The fountain centered the square. It was as big as a car in length but was circular, it was made out of a smooth marble type material that had a smaller circular slab on top of it. It used to have a third smaller slab stacked on the second one, but it had been removed a long time ago. The reason behind it was because long before I was born, when our people’s grandparents were looking for a place to settle down, they found a large pipe going deep into the earth, eventually to water.

With some digging and some knowledge of earth, or water finding, or whatever, they managed to make the fountain into a well. This was our only water source, and we guarded it with our lives, me especially. If any diseased rat escaped from the cellar and tried to drink from the well, it could poison all of us, heck I’ve even had to shoot a couple of our own people who tried to get a drink after they had come down with the disease. Didn’t sweat it though, they were as good as dead anyways, I just spared them the agony.
I continued to watched the square fill up with the various residence of Aras. The music on the radio had started up again, and was now mixed in with the low murmuring noise that comes when a bunch of people are talking all at once. They trickled in, chatting amongst themselves over whatever mundane unimportant things waster idiots talk about, all clustered around the fountain.

This sort of action, clustering around the water source, always reminded me of a group of heard animals; grouping around the waterhole reinforcing their social bonds because to them there was strength in numbers. And keeping everyone happy with you was a good survival strategy. Anyone who knew me for more than several minutes would be able to tell that this was not my strategy.

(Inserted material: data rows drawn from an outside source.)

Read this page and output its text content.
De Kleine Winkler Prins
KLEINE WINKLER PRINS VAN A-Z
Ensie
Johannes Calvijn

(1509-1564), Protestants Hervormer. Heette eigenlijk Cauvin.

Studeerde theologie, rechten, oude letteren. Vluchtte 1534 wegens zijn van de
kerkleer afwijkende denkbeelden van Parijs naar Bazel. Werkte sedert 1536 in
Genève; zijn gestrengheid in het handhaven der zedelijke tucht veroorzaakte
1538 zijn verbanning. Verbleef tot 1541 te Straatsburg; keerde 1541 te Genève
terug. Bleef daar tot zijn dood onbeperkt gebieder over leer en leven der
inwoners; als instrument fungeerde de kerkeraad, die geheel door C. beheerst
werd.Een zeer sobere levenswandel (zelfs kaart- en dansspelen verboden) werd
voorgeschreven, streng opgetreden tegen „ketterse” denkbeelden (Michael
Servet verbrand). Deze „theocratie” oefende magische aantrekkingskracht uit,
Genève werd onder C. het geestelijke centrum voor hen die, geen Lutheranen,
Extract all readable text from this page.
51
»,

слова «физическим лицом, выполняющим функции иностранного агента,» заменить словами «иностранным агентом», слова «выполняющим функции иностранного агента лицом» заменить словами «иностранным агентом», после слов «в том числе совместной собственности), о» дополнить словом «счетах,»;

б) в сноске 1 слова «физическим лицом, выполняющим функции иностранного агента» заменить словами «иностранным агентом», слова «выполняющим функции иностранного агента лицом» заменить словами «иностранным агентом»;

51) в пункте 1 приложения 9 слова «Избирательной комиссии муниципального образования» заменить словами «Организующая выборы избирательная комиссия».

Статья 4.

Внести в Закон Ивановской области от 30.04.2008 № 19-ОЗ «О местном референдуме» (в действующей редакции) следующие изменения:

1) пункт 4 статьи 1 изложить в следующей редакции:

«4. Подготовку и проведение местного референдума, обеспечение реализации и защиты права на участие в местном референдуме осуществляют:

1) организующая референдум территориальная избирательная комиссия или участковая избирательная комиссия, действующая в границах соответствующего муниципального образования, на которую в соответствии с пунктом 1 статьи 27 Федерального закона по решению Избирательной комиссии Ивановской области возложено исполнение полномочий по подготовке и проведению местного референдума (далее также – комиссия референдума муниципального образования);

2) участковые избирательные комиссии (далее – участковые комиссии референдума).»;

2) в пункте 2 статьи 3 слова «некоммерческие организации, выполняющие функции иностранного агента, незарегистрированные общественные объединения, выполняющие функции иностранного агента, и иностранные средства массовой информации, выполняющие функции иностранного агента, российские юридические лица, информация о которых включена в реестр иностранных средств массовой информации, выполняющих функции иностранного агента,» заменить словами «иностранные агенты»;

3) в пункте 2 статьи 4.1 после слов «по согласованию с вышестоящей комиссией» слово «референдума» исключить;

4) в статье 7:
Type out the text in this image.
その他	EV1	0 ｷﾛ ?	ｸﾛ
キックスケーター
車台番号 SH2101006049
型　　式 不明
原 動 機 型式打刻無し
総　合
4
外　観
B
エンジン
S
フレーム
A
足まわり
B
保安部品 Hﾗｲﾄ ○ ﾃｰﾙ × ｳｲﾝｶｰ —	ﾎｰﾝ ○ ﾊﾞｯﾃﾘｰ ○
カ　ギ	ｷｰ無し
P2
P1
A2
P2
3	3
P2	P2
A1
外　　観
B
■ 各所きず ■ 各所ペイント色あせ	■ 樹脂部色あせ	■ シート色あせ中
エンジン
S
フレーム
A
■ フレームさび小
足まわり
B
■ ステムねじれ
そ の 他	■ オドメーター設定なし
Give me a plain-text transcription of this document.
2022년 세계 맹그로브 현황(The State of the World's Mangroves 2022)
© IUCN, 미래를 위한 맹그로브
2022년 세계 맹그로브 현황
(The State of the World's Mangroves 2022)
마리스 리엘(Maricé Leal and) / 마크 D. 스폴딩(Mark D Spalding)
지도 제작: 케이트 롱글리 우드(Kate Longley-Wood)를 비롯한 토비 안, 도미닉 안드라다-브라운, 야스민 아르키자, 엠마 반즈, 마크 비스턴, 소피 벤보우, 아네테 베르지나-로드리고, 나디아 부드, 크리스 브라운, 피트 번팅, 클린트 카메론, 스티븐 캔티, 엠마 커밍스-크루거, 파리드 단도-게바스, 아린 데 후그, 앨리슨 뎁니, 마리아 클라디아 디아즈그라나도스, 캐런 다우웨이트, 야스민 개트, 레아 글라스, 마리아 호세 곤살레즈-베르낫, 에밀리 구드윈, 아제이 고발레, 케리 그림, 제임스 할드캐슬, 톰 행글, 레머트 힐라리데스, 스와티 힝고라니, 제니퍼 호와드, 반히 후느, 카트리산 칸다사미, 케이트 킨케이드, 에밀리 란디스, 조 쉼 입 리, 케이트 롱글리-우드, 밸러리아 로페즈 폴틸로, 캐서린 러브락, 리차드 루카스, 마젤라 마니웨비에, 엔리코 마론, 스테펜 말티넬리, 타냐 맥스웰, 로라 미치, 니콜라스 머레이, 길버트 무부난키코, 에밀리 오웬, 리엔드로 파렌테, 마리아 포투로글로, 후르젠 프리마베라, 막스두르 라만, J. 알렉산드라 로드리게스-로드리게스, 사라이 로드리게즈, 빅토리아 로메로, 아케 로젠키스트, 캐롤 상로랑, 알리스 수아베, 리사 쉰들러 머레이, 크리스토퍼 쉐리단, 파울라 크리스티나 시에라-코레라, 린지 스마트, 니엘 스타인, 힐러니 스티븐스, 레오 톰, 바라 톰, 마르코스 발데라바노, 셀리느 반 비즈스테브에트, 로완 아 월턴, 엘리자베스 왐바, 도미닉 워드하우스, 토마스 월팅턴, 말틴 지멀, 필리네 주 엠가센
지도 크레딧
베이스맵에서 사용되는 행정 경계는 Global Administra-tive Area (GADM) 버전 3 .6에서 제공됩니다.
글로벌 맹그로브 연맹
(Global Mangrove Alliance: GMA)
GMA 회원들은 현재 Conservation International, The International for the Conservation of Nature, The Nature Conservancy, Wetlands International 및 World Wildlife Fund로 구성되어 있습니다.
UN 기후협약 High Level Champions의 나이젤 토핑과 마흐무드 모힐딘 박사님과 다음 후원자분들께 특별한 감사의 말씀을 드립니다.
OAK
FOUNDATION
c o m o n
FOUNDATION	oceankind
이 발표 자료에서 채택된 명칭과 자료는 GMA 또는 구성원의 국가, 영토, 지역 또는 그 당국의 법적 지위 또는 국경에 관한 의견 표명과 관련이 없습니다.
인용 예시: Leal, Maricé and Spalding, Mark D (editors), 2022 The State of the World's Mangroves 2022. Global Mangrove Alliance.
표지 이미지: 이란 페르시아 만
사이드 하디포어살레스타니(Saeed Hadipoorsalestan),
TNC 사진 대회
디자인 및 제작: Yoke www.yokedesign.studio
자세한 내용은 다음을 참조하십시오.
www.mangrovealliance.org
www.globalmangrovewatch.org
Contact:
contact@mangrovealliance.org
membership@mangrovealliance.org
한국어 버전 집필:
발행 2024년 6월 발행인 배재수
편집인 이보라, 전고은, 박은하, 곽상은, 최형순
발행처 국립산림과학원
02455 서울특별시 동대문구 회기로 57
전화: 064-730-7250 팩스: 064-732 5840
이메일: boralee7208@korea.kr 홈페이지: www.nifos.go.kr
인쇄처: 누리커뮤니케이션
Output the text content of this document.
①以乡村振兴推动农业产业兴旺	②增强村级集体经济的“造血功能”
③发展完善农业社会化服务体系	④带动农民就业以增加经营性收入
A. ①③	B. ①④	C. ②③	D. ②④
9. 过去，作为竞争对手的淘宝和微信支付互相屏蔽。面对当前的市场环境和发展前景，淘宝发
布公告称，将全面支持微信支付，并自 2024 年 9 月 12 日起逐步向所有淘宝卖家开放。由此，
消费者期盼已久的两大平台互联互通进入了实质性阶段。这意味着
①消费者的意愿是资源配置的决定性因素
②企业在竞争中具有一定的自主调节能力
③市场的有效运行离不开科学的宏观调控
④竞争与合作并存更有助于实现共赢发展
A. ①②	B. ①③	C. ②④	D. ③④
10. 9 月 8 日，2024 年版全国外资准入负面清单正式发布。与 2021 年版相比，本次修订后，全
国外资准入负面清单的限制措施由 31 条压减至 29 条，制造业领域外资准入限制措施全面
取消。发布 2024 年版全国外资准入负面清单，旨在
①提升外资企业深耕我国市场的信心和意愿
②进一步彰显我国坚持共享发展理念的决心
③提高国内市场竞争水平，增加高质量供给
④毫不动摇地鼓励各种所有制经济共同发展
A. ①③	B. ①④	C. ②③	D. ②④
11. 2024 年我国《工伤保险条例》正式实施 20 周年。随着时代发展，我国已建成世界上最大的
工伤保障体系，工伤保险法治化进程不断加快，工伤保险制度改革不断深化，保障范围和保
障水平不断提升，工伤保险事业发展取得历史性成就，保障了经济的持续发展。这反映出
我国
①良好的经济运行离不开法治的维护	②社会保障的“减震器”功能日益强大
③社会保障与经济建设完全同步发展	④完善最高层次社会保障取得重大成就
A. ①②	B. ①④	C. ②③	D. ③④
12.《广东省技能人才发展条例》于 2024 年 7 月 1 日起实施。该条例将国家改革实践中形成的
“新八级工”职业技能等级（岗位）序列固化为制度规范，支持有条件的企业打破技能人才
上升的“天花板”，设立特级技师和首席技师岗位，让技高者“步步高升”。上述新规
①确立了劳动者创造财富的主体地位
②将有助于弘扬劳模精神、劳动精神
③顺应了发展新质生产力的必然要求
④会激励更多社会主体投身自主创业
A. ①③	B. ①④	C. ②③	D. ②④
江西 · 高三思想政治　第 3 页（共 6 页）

I was a solitary predator, not a heard animal, and reinforcing social bonds was about as important to me as drinking arsenic.

I heard a loud thud and a shifting of metal and looked behind me to see Greyson. The shed was only a couple feet from the second story of the old apartment buildings a lot of the others lived in. The easy way to get on top of it was to climb onto the balcony’s railing and jump. I looked past him just in time to see Leo hop from the railing onto the tin roof.
“Looks like everyone’s here,” Greyson said, he looked over at me and grabbed one of the crates from the stack I had been resting on. He placed it on the edge of the roof, and stood on top of it. He cleared his throat and addressed the residence.
“Thank you for your attendance,” he started. I rolled my eyes.